To finish the exim modifications, modify the SMTPLISTENEROPTIONS entry in /etc/default/exim4 as follows:
SMTPLISTENEROPTIONS='-oX 465:25 -oP /var/run/exim4/exim.pid'
Finally, enter the following commands as root:
$ update-exim4.conf
$ /etc/init.d/exim4 restart
Actually, only use those commands if you’ve got a debian setup. Basically, the first command regenerates the live configuration file located in /var/lib/exim4/config.autogenerated. The second one restarts the exim daemons. Perform whatever the equivalent is for your system accordingly.

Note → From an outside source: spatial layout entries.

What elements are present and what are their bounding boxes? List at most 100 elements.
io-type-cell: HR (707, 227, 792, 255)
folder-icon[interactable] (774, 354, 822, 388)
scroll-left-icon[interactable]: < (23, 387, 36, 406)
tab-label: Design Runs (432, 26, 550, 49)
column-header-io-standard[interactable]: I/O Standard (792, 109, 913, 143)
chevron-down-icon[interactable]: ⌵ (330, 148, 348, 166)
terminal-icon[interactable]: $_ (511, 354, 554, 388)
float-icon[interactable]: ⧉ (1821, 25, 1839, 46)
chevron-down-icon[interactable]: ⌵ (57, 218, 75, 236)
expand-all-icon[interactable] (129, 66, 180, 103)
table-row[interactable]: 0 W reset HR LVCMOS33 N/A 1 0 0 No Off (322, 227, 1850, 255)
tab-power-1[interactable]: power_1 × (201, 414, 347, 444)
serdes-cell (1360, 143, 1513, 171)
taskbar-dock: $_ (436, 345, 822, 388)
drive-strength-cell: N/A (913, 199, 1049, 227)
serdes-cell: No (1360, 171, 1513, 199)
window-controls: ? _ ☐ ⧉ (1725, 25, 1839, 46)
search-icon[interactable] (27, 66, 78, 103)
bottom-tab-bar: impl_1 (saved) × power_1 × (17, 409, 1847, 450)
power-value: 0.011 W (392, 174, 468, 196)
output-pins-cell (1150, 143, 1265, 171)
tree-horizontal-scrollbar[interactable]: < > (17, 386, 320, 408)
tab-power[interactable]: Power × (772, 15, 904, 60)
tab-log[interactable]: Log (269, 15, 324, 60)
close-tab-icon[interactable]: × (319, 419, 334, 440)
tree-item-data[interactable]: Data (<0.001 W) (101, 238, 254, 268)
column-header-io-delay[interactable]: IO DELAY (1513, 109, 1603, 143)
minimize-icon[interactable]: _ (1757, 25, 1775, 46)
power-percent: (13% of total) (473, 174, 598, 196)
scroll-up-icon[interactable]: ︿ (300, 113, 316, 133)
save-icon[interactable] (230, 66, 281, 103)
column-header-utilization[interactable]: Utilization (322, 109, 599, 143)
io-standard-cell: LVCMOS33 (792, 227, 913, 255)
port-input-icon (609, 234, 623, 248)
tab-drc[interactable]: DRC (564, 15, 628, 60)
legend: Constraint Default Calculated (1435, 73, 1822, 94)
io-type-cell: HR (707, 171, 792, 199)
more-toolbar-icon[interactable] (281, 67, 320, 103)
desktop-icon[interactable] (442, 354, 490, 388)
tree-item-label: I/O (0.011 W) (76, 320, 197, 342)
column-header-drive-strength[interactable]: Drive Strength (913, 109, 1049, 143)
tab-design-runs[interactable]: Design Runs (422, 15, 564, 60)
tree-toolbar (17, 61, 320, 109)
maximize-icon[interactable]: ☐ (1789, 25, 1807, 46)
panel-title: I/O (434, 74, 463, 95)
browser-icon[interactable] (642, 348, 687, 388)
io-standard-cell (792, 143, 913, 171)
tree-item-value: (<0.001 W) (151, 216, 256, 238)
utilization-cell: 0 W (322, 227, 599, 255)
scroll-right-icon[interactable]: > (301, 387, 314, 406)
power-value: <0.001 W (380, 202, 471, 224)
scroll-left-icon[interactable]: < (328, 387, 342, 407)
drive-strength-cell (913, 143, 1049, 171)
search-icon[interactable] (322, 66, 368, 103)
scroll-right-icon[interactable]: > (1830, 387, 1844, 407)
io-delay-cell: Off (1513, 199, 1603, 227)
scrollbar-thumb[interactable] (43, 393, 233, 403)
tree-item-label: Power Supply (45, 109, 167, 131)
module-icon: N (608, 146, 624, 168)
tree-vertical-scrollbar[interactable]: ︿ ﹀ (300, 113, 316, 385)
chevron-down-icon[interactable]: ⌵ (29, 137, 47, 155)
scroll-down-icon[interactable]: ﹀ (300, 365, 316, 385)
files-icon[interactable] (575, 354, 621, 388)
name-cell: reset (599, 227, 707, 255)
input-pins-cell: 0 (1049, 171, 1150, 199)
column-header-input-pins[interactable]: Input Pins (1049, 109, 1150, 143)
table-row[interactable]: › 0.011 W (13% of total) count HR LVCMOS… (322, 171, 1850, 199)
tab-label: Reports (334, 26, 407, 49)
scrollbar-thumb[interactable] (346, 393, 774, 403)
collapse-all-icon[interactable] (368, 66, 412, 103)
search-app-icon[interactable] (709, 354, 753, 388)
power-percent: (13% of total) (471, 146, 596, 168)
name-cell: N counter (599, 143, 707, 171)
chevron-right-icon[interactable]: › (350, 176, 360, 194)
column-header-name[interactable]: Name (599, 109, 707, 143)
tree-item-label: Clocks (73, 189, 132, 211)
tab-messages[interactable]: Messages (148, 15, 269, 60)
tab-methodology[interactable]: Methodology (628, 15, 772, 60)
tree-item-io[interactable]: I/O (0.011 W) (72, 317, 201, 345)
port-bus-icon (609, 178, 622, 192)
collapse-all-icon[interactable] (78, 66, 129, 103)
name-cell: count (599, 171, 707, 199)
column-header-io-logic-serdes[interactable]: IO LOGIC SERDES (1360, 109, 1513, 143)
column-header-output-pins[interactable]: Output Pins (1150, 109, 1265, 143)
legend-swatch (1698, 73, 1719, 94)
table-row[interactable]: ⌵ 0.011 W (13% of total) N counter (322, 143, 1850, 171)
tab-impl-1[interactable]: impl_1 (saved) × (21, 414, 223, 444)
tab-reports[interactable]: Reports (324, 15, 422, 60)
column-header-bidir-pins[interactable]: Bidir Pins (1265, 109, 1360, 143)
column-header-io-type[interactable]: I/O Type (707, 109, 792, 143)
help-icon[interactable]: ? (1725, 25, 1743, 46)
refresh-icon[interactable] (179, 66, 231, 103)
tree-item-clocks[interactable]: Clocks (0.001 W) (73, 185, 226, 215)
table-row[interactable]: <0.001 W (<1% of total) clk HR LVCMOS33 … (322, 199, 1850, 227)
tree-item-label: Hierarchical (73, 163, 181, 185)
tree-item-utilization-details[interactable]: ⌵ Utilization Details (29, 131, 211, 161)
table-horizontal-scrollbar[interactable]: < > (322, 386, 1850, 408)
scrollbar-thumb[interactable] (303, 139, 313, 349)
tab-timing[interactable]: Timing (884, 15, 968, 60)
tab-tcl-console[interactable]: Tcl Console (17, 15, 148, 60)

Last, setup port forwarding on the router. This consists of telling the router to listen for connections on certain ports and then forward those requests to a specific IP address for processing. This has to be done for port 993 for IMAPS and port 465 for SSMTP. Chances are you’ll be using web utility on your router. If you’re more security conscious, I suppose you could configure special ports on the router side that forward to the appropriate ports on the LAN side to make it less obvious to interlopers what’s going on.
Once all that’s done, the server should be good to go. Once I had everything setup properly, my phone was able to “activate” my account without any special settings on the phone.